Однако даже исписанные всяческими надписями гробницы не могли приготовить путешественника к тому бедламу, который начинался за городскими воротами. Улицы Рима прокладывали вне соответствия с каким бы то ни было планом – такой мог бы составить разве что свихнувшийся на дальних перспективах деспот, а римские власти редко имели в своем распоряжении больше одного года. В результате город рос хаотично, повинуясь неуправляемым импульсам, потребностям и порывам. Сойдя с двух основных транспортных артерий Рима, Виа Сакра и Виа Нова, посетитель города мог скоро оказаться в безнадежной «пробке». «Мимо спешит взмокший на жаре подрядчик со своими носильщиками и мулами, камни и деревянные балки раскачиваются на веревке, свисающей с огромного крана, плакальщики на чьих-то похоронах борются за пространство с крепко сбитыми телегами, там несется обезумевший пес, тут валяется в грязи свинья». [26]26
Гораций, Послания, 2.2.72–5.
[Закрыть]Оказавшийся посреди такой круговерти путник почти неминуемо должен заблудиться.
Попасть в подобную ситуацию могли даже сами горожане. Выйти из нее можно было только запомнив какие-то заметные ориентиры: скажем, смоковницу или рыночную колоннаду, а лучше всего храм, достаточно большой, чтобы подняться над лабиринтом узких улочек. К счастью, благочестие в Риме не оскудевало, и храмы в нем находились в большом изобилии. Почтение римлян к прошлому означало, что древние сооружения сносились редко, даже в тех случаях, когда открытые пространства, посреди которых они стояли, давно исчезали под кирпичом. Храмы высились над трущобами и мясными рынками, в них таились неизвестно кому принадлежащие изваяния в тогах, и ни у кого не поднималась рука снести и их. Эти сохраненные в камне остатки архаического прошлого, ископаемые, уцелевшие от первых лет существования города, наделяли римлян столь отчаянно необходимой опорой и выдержкой. Вечные, как населявшие их боги, храмы эти казались брошенными в шторм якорями.

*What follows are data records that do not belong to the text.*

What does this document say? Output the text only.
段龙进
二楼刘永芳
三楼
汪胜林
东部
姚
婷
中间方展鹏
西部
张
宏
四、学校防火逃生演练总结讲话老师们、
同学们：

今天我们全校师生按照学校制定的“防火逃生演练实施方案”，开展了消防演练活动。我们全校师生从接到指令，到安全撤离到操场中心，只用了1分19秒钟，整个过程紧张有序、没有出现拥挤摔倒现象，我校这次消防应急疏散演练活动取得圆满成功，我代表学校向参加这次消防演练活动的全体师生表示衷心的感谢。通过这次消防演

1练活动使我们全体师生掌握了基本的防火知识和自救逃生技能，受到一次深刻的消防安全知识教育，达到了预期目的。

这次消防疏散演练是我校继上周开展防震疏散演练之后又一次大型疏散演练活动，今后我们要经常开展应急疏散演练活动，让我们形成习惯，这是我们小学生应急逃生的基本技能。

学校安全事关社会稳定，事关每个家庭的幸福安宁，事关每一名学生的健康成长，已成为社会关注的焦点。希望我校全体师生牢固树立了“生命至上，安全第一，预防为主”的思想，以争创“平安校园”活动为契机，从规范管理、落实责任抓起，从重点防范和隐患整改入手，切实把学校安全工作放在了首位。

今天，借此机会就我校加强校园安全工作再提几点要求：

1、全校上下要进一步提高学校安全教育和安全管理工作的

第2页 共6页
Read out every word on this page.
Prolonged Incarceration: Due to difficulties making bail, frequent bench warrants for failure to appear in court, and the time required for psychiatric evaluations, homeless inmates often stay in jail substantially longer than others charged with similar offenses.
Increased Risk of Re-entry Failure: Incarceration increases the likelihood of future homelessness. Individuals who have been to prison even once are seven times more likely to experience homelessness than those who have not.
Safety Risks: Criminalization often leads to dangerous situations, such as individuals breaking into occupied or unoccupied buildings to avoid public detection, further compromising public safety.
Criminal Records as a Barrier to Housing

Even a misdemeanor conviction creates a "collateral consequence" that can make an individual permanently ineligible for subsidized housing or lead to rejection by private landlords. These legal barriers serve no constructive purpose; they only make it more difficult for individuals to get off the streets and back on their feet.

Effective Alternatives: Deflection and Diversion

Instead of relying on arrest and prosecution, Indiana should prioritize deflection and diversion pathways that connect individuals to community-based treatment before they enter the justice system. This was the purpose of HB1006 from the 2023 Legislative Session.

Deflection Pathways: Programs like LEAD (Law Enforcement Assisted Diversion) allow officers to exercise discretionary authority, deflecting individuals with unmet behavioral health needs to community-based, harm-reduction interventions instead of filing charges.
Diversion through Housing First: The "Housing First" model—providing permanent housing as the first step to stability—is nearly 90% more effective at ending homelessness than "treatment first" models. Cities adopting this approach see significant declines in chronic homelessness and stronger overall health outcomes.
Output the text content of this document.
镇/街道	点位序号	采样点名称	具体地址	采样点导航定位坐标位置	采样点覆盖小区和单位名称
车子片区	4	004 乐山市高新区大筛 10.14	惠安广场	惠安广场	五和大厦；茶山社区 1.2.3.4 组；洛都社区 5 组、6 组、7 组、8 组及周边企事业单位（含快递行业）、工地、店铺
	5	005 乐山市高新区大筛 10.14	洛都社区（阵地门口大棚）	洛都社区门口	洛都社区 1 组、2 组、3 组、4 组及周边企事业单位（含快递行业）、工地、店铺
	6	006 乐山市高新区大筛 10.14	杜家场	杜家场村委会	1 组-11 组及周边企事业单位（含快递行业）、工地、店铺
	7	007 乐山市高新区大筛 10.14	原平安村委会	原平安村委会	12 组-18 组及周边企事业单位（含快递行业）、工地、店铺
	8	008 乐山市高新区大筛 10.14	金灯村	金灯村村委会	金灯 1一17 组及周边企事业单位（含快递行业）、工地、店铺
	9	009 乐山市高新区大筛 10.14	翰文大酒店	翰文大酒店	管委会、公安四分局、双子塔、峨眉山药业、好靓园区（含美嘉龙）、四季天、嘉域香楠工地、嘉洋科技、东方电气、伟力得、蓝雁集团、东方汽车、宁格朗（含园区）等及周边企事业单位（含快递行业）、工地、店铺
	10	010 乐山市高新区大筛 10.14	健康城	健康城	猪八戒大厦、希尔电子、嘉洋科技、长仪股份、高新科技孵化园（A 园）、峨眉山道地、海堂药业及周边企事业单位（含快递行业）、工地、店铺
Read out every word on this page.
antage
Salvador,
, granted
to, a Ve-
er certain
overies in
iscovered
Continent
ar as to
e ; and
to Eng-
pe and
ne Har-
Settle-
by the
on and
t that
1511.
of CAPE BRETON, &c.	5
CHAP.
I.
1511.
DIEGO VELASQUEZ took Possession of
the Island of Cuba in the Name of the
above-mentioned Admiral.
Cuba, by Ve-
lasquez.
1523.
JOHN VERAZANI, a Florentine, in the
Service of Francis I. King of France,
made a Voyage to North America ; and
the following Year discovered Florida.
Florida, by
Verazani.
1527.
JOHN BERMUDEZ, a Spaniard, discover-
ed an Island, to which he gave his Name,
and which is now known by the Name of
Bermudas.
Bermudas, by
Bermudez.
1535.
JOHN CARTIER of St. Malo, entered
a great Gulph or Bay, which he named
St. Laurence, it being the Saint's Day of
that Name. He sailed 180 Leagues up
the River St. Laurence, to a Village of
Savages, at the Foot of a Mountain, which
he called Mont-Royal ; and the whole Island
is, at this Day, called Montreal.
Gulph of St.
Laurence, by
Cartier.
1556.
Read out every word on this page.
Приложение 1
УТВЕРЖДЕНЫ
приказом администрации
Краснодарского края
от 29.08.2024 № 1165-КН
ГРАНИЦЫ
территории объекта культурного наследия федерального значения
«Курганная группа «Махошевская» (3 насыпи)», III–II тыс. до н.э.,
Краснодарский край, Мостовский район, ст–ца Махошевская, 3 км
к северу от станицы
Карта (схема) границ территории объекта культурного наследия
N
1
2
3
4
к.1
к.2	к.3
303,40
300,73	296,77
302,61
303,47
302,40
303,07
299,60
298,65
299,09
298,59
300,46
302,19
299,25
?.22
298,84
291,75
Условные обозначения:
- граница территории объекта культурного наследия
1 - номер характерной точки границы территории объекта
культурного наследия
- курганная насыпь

Тем временем со всех сторон, под стук молотков, грохот колес фургонов и скрежет гравия под ногами город бесконечно перестраивался, ломался и возводился снова. Застройщики неусыпным оком искали новый способ выжать дополнительное пространство, а значит, и новую выгоду для себя.
Хибары разбегались по пожарищам как сорняки после дождя. Невзирая на всяческие старания городских чиновников содержать улицы в порядке, они постоянно оказывались загроможденными какими-нибудь торговыми прилавками или навесами бездомных. Наибольшие перспективы в городе, давно ограниченном своими древними стенами, сулило устремление к небу. Многоквартирные дома поднимались повсюду. Во II и I веках до Р.Х. землевладельцы, конкурируя друг с другом, поднимали их все выше и выше, – вопреки недовольству закона, поскольку сооружения эти оказывались страшно непрочными и шаткими. Однако контроль за требованиями безопасности был слишком слаб, чтобы преградить путь к наживе, которую сулило строительство многоэтажных трущоб. Распиханные по крохотным, тонкостенным комнатушкам шестиэтажного дома жильцы ожидали неминуемого обрушения дома, который неизменно возрождался, но уже с большим количеством этажей.
На латыни эти многоквартирные сооружения именовались словом insulae, или «острова» – тем самым многозначительно напоминая о том, что стояли они посреди жизненного моря, расплескивавшего свои волны на улицах города. Здесь самым отчаянным образом проявляло себя отчуждение, рожденное городскими просторами. Обитатели инсул знали свою неприкаянность, отсутствие корней в обществе не понаслышке. Даже первые этажи инсул обыкновенно были лишены канализации и водопровода. И тем не менее сточные артерии и акведуки становились предметом гордости римлян, когда они стремились прославить свой город, сравнивая практичность своих общественных сооружений с бесполезными причудами греков. Клоака Максима, чудовищная сточная магистраль Рима, служила городу своим нутром еще до основания Республики. Акведуки, построенные на средства, награбленные на Востоке, не менее ярко демонстрировали склонность римлян к коммунальному быту. Протянувшиеся на расстояние до тридцати пяти миль, они доставляли в сердце города прохладную воду с гор. Даже греки иногда выражали свое восхищение. «Акведуки доставляют столько воды, что она течет как в реке», писал один из географов. «В Риме не было дома, в котором не нашлось бы цистерны, водопроводной трубы или журчащего фонтана». [27]27
Страбон, 5.3.8.
[Закрыть]Очевидно, маршрут «туристической поездки» этого грека не пролегал по трущобам.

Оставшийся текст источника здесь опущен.